Ukraine orientale : des élections pour sortir de l'impasse ?
Ce week-end en Ukraine, des milliers de personnes ont manifesté pour dénoncer la signature par le gouvernement d'un nouvel accord en vue de pacifier l'Ukraine orientale. Il prévoit la tenue d'élections et un statut spécial pour les régions séparatistes de Lougansk et Donetsk, mais aussi un contrôle de la frontière avec la Russie par des agents ukrainiens. La presse européenne évalue les chances et les risques que représente ce compromis.
Un pas vers la désescalade
Le quotidien prorusse Douma explique l'incidence du geste de Kiev :
«La signature de l'Ukraine est sans aucun doute un pas important dans la désescalade et la restauration de la paix. Il est toutefois trop tôt pour crier victoire. La formule du président allemand régit la partie politique de l'accord de Minsk.
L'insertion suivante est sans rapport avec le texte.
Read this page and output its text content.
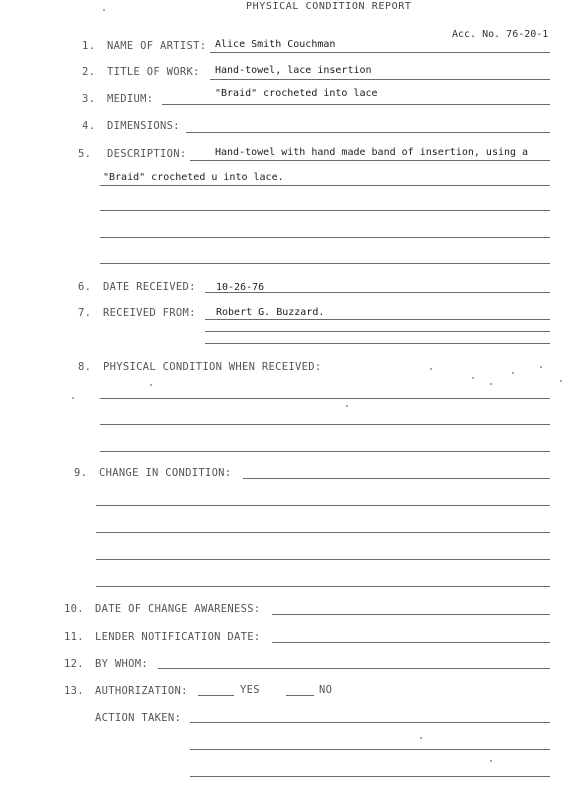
PHYSICAL CONDITION REPORT
Acc. No. 76-20-1
1. NAME OF ARTIST: Alice Smith Couchman
2. TITLE OF WORK: Hand-towel, lace insertion
3. MEDIUM:	"Braid" crocheted into lace
4. DIMENSIONS:
5. DESCRIPTION:	Hand-towel with hand made band of insertion, using a
"Braid" crocheted u into lace.
6. DATE RECEIVED: 10-26-76
7. RECEIVED FROM: Robert G. Buzzard.
8. PHYSICAL CONDITION WHEN RECEIVED:
9. CHANGE IN CONDITION:
10. DATE OF CHANGE AWARENESS:
11. LENDER NOTIFICATION DATE:
12. BY WHOM:
13. AUTHORIZATION:	YES	NO
ACTION TAKEN:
C'est une base sur laquelle il faudra élaborer des solutions politiques : des amendements de la Constitution, la création d'un statut spécial et la tenue d'élections dans les républiques populaires de Donetsk et Lougansk. ... La voie qui mène à une paix durable sera toutefois semée d'embûches, car l'ancienne élite nationaliste continuera de chercher à saboter les efforts des nouveaux dirigeants.»
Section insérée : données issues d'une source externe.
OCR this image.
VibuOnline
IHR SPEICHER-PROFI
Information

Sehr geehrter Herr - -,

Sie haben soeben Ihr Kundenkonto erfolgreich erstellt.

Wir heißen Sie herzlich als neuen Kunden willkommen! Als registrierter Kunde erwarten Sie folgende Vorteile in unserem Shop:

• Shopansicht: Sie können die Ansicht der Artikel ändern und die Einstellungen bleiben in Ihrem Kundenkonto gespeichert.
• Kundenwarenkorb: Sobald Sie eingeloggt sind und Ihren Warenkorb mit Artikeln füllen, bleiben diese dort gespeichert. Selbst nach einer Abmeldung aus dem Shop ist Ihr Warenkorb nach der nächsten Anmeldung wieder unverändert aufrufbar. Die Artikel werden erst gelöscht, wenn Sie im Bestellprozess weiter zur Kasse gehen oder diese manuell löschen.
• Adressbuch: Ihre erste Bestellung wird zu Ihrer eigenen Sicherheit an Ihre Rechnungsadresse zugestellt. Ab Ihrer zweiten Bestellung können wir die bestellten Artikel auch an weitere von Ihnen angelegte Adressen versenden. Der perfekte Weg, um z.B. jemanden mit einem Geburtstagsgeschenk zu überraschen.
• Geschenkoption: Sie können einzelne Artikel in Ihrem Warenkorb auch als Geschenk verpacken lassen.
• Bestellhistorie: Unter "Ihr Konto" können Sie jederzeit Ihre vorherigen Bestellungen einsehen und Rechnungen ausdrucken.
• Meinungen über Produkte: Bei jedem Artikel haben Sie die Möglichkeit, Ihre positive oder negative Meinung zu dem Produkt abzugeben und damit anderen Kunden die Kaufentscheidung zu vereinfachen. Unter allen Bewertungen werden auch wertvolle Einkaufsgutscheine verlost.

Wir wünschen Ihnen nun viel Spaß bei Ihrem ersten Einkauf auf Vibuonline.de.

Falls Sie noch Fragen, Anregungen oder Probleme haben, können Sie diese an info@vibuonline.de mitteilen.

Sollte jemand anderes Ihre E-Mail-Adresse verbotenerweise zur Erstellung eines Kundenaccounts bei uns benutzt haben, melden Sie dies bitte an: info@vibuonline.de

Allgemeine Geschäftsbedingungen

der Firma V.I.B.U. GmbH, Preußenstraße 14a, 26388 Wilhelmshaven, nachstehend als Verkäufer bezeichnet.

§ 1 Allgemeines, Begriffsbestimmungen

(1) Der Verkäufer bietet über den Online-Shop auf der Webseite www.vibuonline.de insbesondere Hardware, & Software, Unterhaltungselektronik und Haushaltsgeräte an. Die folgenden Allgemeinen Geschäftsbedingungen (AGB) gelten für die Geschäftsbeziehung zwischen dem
Le Kremlin se rapproche de son objectif
Pour le portail d'opposition Yéchednevny Journal, le compromis est une double victoire d'étape pour le Kremlin :
«D'une part, des élections dans les républiques populaires de Donetsk et Lougansk, qui font partie du territoire national ukrainien, vont légitimer des administrations y ayant été créées par le régime d'occupation russe. Elles transformeraient donc une bande de vouyous en 'représentants du peuple élus légalement'. D'autre part, ce 'statut spécial' est exactement ce que le Kremlin cherche à mettre en place ces dernières années : une partie du territoire ukrainien ne sera de facto plus 'tout à fait l'Ukraine'. Ce qui aura des répercussions extrêmement importantes : de toute évidence, toute turbulence politique en Ukraine fait le jeu du Kremlin. Car le véritable objectif de la politique russe envers l'Ukraine, c'est sa destruction en tant qu'Etat.»
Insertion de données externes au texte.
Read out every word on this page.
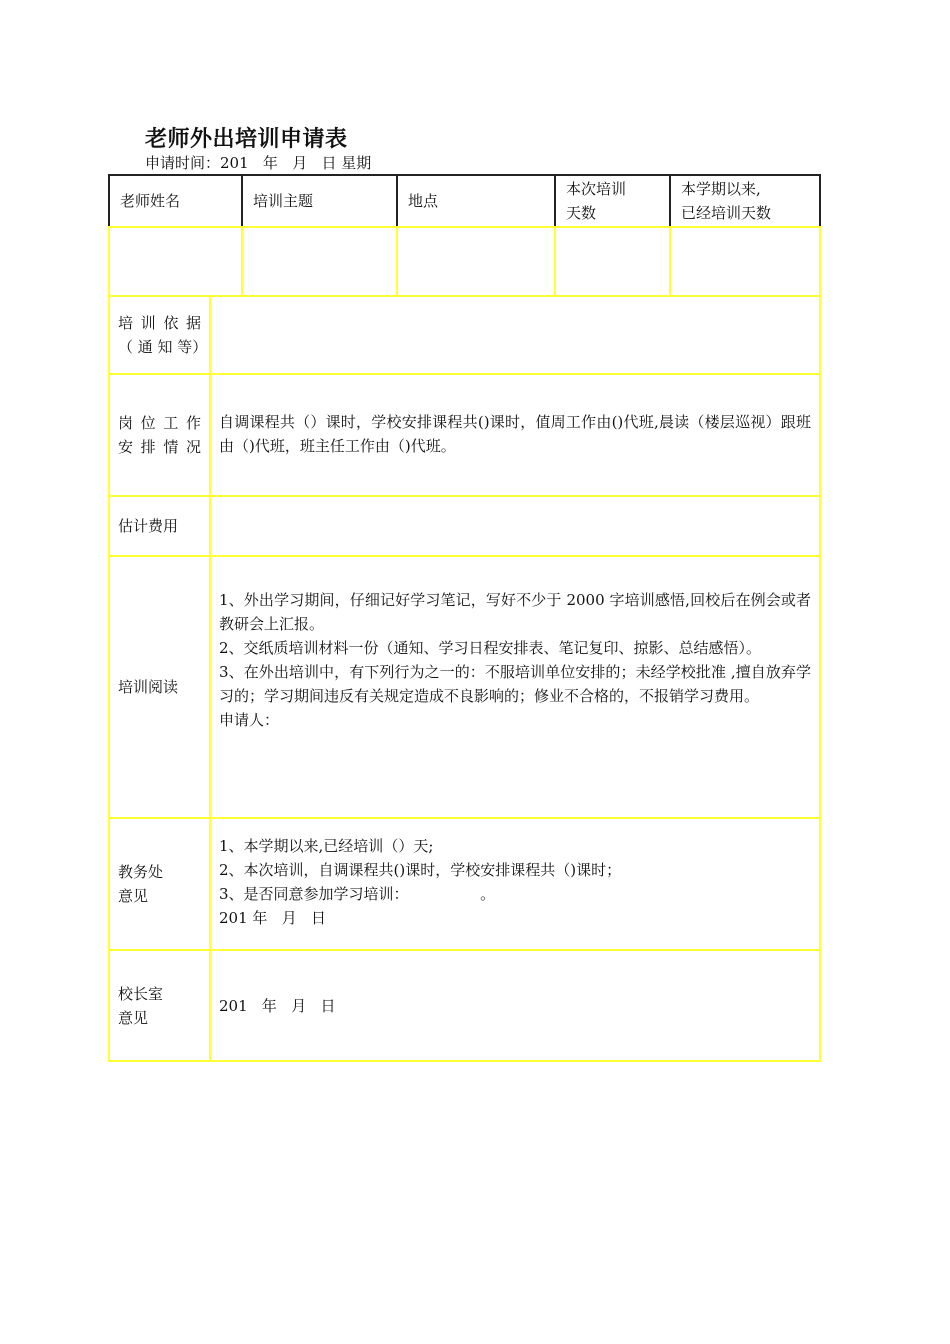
老师外出培训申请表
申请时间：201   年   月   日 星期
老师姓名	培训主题	地点
本次培训
天数
本学期以来,
已经培训天数
培 训 依 据 （ 通 知 等）
岗 位 工 作
安排情况
自调课程共（）课时，学校安排课程共()课时，值周工作由()代班,晨读（楼层巡视）跟班由（)代班，班主任工作由（)代班。
估计费用
培训阅读
1、外出学习期间，仔细记好学习笔记，写好不少于 2000 字培训感悟,回校后在例会或者教研会上汇报。
2、交纸质培训材料一份（通知、学习日程安排表、笔记复印、掠影、总结感悟）。
3、在外出培训中，有下列行为之一的：不服培训单位安排的；未经学校批准 ,擅自放弃学习的；学习期间违反有关规定造成不良影响的；修业不合格的，不报销学习费用。
申请人：
教务处
意见
1、本学期以来,已经培训（）天;
2、本次培训，自调课程共()课时，学校安排课程共（)课时；
3、是否同意参加学习培训：               。
201 年   月   日
校长室
意见
201   年   月   日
Zelensky bat le fer tant qu'il est chaud
Helsingin Sanomat suppute que le moment pourrait être favorable à des élections en Ukraine orientale :
«Pourquoi Zelensky a-t-il choisi de faire avancer un projet qui a beaucoup de détracteurs en Ukraine ? Il se dit probablement que le moment ne saurait être plus propice. Il vient juste de remporter les élections présidentielles et législatives. Il est encore largement soutenu dans l'opinion. Il se peut aussi que la Russie amorce un changement réel. En temps normal, les Etats-Unis appuieraient une telle prise de risque. La situation actuelle est trouble. A la télévision, le président Donald Trump qualifie l'Ukraine d'Etat tampon corrompu et utilise l'octroi d'aides pour faire pression sur elle. Peut-être Zelensky pense-t-il que l'attentisme ne contribuera pas à une amélioration de la situation.»
Faire la guerre est plus facile que trouver la paix
Qui veut la paix doit prendre le risque d'une perte de popularité, déclare Juan Manuel Santos, ex-président de Colombie, dans un discours prononcé dans le cadre de la conférence Yalta-European-Strategy (YES) à Kiev, publié par Novoïe Vremia :
«J'ai été élu en 2010 sur la base de ma gestion réussie de la guerre. Mais dès que j'ai ouvert les négociations avec mes anciens ennemis, ma cote de popularité a chuté, on m'a traité de traître. ... Pour atteindre la paix, il faut définir une limite entre paix et justice. Et il y aura toujours des gens qui ne sont pas d'accord avec vos décisions. ... C'est le prix politique à payer pour la paix. Si vous voulez la paix, vous devez être prêt à faire des concessions. ... Il est bien plus difficile de trouver la paix que de poursuivre la guerre, et dans tous les cas, votre capital politique est en jeu.»